Wichita police said it is a big step to help combat the increase in several types of crime.
“This is one of the most significant, in my opinion, impacts on crime we could possibly see,” said Lieutenant Casey Slaughter.
Lieutenant Casey Slaughter said the numbers are showing success. He said during the four-month trial period, these license plate readers have been utilized to help make 156 arrests. A majority of those arrests were on felony cases.
The technology has been used to seize drugs and 23 guns and helped to recover 152 stolen cars. It has also changed the average amount of time it takes to investigate these types of crimes, cutting the recovery time from an average of 15 days to 10.
“I want to recover somebody’s stolen car. I want to catch that homicide suspect I want to get justice for a family who has a child that was a victim of human trafficking or sex abuse crime,” said Slaughter.
The response has been positive about the numbers, but there are still some concerns from citizens about privacy.
Slaughter said it is not something people should worry about. He said all of the videos from these readers are deleted within 30 days. The department can only access the data if it is related to a case that has been filed. Also, each person using the program has to go through Slaughter before getting more information and have to be trained to use the program.
Slaughter said it is a secure system and no audio is pulled from these.
He said this can be a limitation, because it takes time to teach people about how this works. There are other limitations the department has to overcome.
As the program costs $275,000 a year, this comes out of the city’s pocket.
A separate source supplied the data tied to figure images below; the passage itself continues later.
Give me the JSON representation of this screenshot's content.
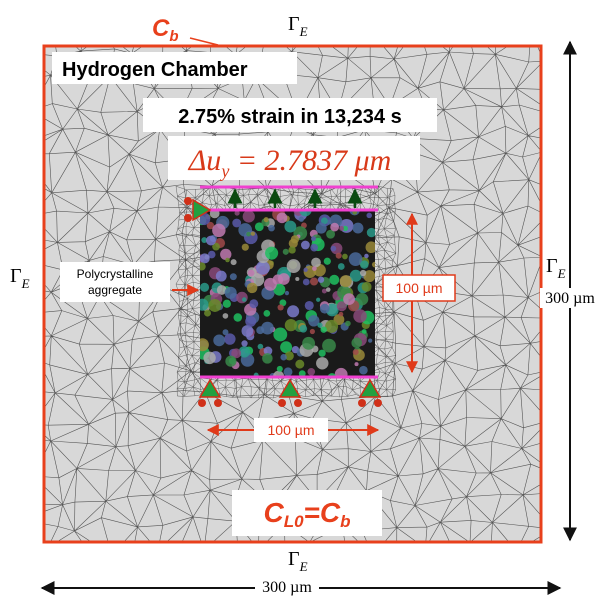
{
  "boundary_label": {
    "main": "C",
    "sub": "b"
  },
  "gamma_labels": [
    {
      "symbol": "Γ",
      "sub": "E"
    },
    {
      "symbol": "Γ",
      "sub": "E"
    },
    {
      "symbol": "Γ",
      "sub": "E"
    },
    {
      "symbol": "Γ",
      "sub": "E"
    }
  ],
  "chamber_title": "Hydrogen Chamber",
  "strain_text": "2.75% strain in 13,234 s",
  "displacement": {
    "main": "Δu",
    "sub": "y",
    "rest": " = 2.7837  μm"
  },
  "aggregate_label": [
    "Polycrystalline",
    "aggregate"
  ],
  "dimensions": [
    "100 µm",
    "100 µm",
    "300 µm",
    "300 µm"
  ],
  "initial_condition": {
    "main": "C",
    "sub": "L0",
    "eq": "=C",
    "sub2": "b"
  }
}
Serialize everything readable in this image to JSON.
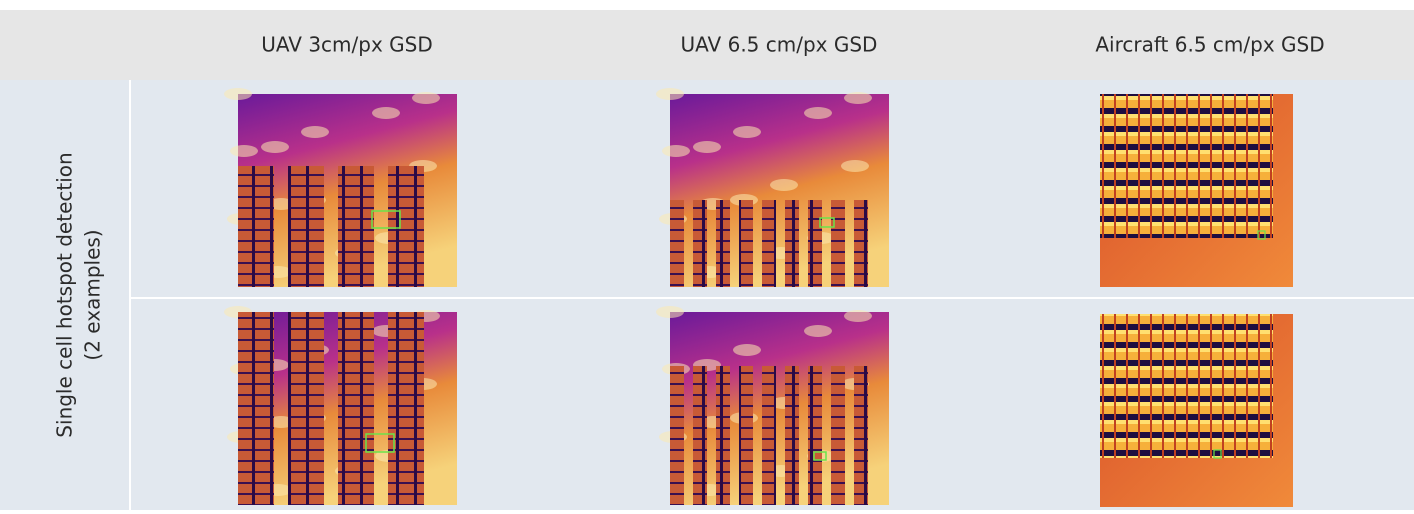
{
  "header": {
    "columns": [
      "UAV 3cm/px GSD",
      "UAV 6.5 cm/px GSD",
      "Aircraft 6.5 cm/px GSD"
    ]
  },
  "table": {
    "row_label": {
      "line1": "Single cell hotspot detection",
      "line2": "(2 examples)"
    }
  }
}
The department could also use more resources to respond to alerts.
Mayor Brandon Whipple said it is something they will work on over the next year but said it is worth the cost to fight crime in the city.
“This tool is going to save lives, it’s going to reunite folks with their stolen property, and it’s going to come at savings to the city,” said Whipple. “This type of software was able to locate that one-year-old child before that child walked up in harm’s way so it’s definitely saving us money, and it’s saving us lives.”
Slaughter said if the success continues this could help other departments in Kansas respond to crimes.
“Those people deserve our attention, and they deserve to have justice done,” he said.
The next step is meeting with homeowner associations to see if there is an interest in putting readers throughout neighborhoods. Slaughter said the neighborhood would have access but could alert police when something looks suspicious.